CONFIRMED
Vioxx and the Painkiller That Broke Hearts
Vioxx was supposed to be a better painkiller. Approved in 1999 and marketed aggressively by the pharmaceutical giant Merck, it belonged to a new class of drugs — the COX-2 inhibitors — that promised the pain relief of traditional anti-inflammatories like ibuprofen and naproxen without their tendency to cause stomach ulcers and bleeding. It was a blockbuster almost instantly, prescribed to some eighty million people worldwide and earning Merck around two and a half billion dollars a year at its peak. But sitting inside the company's own clinical data was a signal it did not want to see: Vioxx increased the risk of heart attack and stroke. A large Merck study had pointed to it as early as 2000, and rather than confront the possibility that its blockbuster was dangerous, the company offered an alternative explanation, kept marketing the drug, and — according to documents later revealed in court — trained its sales force to dodge doctors' questions about heart safety.
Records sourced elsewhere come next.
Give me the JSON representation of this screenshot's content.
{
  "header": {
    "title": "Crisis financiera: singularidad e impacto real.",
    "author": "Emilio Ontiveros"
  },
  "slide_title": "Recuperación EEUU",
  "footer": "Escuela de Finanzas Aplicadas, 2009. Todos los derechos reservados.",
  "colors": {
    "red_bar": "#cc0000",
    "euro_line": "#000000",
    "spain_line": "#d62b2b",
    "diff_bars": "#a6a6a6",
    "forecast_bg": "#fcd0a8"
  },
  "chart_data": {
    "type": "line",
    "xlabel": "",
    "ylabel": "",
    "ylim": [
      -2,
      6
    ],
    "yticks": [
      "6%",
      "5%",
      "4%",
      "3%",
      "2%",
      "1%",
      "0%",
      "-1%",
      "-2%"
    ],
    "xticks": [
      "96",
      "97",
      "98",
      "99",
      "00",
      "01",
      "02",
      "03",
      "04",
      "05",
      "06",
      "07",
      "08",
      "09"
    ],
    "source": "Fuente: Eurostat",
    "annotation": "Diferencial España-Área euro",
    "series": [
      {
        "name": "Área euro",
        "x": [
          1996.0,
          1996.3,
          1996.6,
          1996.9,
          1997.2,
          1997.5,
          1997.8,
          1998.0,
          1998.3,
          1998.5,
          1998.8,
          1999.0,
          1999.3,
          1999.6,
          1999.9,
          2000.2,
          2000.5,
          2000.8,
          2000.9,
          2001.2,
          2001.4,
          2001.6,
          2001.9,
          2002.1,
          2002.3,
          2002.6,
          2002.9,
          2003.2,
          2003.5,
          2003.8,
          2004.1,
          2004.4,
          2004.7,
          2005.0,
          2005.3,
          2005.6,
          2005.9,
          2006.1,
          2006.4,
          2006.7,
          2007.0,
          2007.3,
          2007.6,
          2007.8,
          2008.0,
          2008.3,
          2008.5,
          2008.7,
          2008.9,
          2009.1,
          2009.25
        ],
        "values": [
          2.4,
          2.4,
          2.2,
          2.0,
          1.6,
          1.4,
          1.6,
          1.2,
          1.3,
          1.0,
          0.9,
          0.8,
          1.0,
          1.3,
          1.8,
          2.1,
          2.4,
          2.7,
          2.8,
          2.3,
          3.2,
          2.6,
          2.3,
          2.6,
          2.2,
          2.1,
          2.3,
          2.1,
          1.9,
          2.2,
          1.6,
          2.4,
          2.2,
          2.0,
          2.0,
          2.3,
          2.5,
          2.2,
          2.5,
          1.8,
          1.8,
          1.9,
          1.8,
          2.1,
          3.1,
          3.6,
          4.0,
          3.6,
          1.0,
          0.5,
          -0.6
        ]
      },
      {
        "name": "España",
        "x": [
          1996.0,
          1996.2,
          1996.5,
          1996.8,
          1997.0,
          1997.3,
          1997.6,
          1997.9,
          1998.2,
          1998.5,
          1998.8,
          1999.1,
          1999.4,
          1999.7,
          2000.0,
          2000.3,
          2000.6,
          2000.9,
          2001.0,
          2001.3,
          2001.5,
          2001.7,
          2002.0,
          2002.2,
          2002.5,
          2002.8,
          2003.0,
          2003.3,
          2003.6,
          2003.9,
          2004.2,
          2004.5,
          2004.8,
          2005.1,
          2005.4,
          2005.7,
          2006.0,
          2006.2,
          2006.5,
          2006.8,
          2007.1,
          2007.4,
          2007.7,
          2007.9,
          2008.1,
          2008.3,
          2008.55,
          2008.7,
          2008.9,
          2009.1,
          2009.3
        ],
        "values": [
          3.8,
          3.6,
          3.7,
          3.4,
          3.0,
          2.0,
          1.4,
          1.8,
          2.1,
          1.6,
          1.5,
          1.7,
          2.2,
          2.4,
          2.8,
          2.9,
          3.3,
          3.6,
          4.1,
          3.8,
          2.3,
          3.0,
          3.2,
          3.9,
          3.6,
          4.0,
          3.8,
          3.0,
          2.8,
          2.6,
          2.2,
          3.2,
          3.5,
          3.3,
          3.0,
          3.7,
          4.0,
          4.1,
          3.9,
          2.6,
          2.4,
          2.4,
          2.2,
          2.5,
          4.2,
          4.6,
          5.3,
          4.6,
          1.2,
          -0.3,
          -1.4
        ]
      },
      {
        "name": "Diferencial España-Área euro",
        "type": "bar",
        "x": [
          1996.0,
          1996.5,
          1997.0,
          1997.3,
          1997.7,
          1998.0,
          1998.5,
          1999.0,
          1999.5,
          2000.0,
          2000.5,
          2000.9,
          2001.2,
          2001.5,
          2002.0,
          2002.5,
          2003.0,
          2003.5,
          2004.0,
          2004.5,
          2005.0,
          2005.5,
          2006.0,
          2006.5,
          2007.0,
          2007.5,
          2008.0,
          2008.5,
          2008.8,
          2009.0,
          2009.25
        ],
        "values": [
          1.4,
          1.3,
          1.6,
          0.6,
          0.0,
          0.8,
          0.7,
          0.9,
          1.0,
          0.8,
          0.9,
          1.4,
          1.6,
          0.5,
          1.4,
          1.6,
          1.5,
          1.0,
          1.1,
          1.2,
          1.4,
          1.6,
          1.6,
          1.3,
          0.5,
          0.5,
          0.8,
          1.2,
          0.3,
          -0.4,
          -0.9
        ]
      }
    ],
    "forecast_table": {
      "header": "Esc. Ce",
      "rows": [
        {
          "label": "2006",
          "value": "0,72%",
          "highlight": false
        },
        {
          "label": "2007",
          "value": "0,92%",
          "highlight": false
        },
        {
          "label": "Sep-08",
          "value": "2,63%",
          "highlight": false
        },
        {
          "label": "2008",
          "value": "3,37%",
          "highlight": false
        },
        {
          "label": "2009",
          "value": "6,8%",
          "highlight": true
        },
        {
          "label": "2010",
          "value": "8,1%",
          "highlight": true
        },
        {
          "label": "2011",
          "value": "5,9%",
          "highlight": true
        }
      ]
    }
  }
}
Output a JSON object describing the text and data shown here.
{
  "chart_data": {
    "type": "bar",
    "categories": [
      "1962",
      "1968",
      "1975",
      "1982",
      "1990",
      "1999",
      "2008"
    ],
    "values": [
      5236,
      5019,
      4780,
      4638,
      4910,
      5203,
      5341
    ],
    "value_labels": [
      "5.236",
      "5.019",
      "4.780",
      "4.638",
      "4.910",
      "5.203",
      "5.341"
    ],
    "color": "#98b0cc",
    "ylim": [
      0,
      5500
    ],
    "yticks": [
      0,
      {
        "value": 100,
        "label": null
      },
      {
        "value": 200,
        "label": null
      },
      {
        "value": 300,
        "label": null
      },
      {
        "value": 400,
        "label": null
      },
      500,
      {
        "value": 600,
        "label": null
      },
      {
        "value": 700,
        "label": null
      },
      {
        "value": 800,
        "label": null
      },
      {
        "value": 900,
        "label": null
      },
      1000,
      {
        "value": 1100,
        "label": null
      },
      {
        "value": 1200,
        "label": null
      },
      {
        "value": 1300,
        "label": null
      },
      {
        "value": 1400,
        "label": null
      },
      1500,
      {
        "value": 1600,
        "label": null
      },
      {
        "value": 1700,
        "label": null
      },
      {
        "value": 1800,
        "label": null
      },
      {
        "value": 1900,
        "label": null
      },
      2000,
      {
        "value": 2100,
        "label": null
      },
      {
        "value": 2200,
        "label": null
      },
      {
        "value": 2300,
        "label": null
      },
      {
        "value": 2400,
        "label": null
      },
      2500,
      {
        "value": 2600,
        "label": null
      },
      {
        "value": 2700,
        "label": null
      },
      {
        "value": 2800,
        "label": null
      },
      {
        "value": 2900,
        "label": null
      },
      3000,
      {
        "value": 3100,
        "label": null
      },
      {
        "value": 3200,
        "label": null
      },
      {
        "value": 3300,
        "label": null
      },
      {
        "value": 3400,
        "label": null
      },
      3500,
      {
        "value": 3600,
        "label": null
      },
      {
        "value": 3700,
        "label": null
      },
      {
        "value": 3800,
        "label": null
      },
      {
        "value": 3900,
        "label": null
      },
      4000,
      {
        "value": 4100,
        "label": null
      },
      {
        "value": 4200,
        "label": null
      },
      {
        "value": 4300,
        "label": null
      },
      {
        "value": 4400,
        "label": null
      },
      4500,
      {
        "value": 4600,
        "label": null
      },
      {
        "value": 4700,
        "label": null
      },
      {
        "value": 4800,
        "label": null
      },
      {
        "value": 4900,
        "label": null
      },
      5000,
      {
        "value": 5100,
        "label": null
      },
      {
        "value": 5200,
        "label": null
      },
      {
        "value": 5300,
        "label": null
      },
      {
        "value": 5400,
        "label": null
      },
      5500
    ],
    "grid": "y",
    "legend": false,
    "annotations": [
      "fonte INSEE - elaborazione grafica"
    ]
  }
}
It was not until 2004, when a second trial produced cardiovascular results too clear to spin, that Merck withdrew Vioxx from the market. By then a scientist at the United States Food and Drug Administration had estimated that the drug may have caused tens of thousands of excess heart attacks and deaths. This is the story of Vioxx: a drug that worked as a painkiller and killed as a side effect, a company that saw the danger and looked past it, and a disaster that exposed how poorly the system guards against a medicine that turns out to be lethal after it is already in millions of bodies.